The Clinton Conundrum - NationalJournal.com

Hillary Clinton's Campaign Will Have To Straddle Two Different Worlds
IN this April 14, 2015, photo, Democratic presidential candidate Hillary Rodham Clinton meets with local residents at the Jones St. Java House in LeClaire, Iowa. The board of the Clinton Foundation says it will continue accepting donations from foreign governments but only six nations, a move aimed at insulating presidential candidate Hillary Rodham Clinton from controversies over the charity's reliance on millions of dollars from abroad. (AP Photo/Charlie Neibergall)
IN this April 14, 2015, photo, Democratic presidential candidate Hillary Rodham Clinton meets with local residents at the Jones St. Java House in LeClaire, Iowa. The board of the Clinton Foundation says it will continue accepting donations from foreign governments but only six nations, a move aimed at insulating presidential candidate Hillary Rodham Clinton from controversies over the charity's reliance on millions of dollars from abroad. (AP Photo/Charlie Neibergall)

As president, Bill Clinton signed the Defense of Marriage Act, which authorized states to deny recognition to same-sex marriages performed in other states. As a presidential candidate, Hillary Rodham Clinton launched her 2016 campaign on Sunday with a video that featured two gay men excitedly planning their own same-sex wedding.

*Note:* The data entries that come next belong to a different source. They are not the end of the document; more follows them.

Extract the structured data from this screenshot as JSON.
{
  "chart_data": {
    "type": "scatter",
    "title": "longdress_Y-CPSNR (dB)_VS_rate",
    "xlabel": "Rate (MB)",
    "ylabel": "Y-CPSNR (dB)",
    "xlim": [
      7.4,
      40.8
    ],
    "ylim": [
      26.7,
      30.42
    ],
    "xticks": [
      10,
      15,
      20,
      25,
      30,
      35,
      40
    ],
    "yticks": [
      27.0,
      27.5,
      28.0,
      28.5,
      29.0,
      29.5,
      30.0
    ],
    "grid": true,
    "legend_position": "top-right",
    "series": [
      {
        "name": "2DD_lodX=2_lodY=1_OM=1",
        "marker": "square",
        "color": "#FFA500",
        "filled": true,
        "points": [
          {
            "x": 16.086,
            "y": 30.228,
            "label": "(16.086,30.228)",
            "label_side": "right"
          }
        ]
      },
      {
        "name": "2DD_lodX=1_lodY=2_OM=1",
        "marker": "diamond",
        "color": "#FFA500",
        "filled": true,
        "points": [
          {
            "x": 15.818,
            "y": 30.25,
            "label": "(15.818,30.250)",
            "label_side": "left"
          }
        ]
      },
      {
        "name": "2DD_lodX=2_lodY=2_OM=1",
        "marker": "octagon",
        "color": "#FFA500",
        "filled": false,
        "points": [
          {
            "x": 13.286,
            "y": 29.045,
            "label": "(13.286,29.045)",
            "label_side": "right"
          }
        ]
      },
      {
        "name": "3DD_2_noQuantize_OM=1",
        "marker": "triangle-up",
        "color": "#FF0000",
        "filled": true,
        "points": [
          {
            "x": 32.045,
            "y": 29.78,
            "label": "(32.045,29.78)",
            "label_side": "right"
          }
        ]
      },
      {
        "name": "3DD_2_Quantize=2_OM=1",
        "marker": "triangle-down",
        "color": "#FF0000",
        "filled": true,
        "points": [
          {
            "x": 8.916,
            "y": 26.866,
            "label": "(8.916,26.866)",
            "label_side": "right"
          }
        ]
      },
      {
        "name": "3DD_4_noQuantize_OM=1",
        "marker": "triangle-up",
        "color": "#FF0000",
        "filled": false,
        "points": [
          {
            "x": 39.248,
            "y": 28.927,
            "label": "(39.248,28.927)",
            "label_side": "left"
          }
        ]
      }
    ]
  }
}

That contrast captures a profound shift since Bill Clinton's presidency—not only in American social attitudes, but also in the nature of his party's electoral coalition. If Hillary Clinton wins the Democratic presidential nomination, she will inherit from President Obama a very different coalition than the one that elected her husband. Her great opportunity is to meld the different support that each man mobilized. Her great risk is that she won't be able to re-create quite as much of either man's coalition as she needs to win.